However, the Court disagreed with both Mr. Valenzuela’s arguments. Regarding Mr. Valenzuela’s categorical argument, the Court stated Mr. Valenzuela “cite[d] no authority generally requiring [Miranda] warnings” for questioning related to immigration status, and the Court worried that “such a rule would assume that every person detained and questioned by an immigration agent intends to commit an immigration-related crime in the future . . . counter to the fact-specific inquiry required for determining whether a Miranda warning is necessary.” The Court also rejected Mr. Valenzuela’s analogy of his specific circumstances to those in Chen. The Court stated that Mr. Valenzuela was unlike Mr. Chen because Mr. Valenzuela was not “targeted in a criminal investigation of his entry into the United States” when he was questioned. This statement was in error, however, because as discussed in Part I, the Chen Court ruled for Mr. Chen not because he was suspected of an immigration-related crime but because Mr. Chen’s questioning officer sought to criminalize him for a reason in addition to civil deportation—to pressure Mr. Chen to testify against his associate—and there was a high rate of prosecution for immigration-related crimes in the district in which Mr. Chen was questioned.
This error by the Court underscores why proper explanation of the PRA from Chen is important: The way Mr. Valenzuela explained Chen was incomplete, and when the Court misconstrued the holding of Chen, it closed the door to relying on the PRA from Chen.
This Part proposes how a future defendant in Mr. Valenzuela’s situation could argue her case based on how the Court ruled in Valenzuela-Sanchez. She could argue she satisfies the first element of the PRA because the Southern District of California, the District in which Mr. Valenzuela was interrogated, frequently prosecutes immigration-related crimes. She could argue she satisfies the second element of the PRA because ICE seeks to punish unauthorized people simply for being unauthorized, so the ICE officer who questioned her had a reason in addition to civil deportation to criminalize her.
A. Element 1: High Rates of Immigration-Related Prosecutions
in the Southern District of California and the District of Arizona
First, while Mr. Valenzuela provided evidence of high national rates of prosecution for immigration-related offenses, the PRA requires proof that the specific Federal District in which the defendant was questioned has a high rate of prosecution for immigration-related crimes. This Subpart shows that Mr. Valenzuela could have established this element of the PRA.

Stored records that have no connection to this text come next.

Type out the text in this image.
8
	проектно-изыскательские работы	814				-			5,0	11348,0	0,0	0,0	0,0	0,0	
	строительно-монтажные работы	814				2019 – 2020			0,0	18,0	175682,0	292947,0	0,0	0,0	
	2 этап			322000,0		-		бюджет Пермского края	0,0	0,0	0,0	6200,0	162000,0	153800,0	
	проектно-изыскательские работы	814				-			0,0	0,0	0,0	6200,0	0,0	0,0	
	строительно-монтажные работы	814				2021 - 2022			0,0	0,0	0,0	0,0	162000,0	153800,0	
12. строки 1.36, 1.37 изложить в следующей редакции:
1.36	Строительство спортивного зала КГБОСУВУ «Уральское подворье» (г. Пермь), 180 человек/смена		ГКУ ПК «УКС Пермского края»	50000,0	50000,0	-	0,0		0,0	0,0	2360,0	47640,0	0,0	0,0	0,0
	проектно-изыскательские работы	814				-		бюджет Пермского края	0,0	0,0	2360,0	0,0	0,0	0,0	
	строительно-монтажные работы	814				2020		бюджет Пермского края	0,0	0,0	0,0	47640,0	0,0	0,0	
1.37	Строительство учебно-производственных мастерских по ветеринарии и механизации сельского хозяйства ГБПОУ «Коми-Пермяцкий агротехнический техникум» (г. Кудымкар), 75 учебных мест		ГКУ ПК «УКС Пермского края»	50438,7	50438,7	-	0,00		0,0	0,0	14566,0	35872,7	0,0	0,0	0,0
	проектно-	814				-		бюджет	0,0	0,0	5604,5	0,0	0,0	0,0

As Figures 3 and 4 below demonstrate, the most recent available data from the U.S. Sentencing Commission shows that the District in which Mr. Valenzuela was questioned—the Southern District of California—did have a high rate of prosecution for immigration-related crimes as defined by the Chen Court. Far more immigration-related crimes were prosecuted in the Southern District of California in 2011 than the Chen Court found in the District of Guam: 3163 immigration-related crimes were prosecuted in the Southern District of California in 2011, while only forty-eight immigration-related crimes were prosecuted in the District of Guam between 1998 and 2004. In addition, immigration-related prosecutions were much larger as a percentage of all prosecutions in the Southern District of California in 2011 (when Mr. Valenzuela was interrogated) than in the District of Guam in 2001 (when Mr. Chen was interrogated): 65.4 percent compared to 32.9 percent.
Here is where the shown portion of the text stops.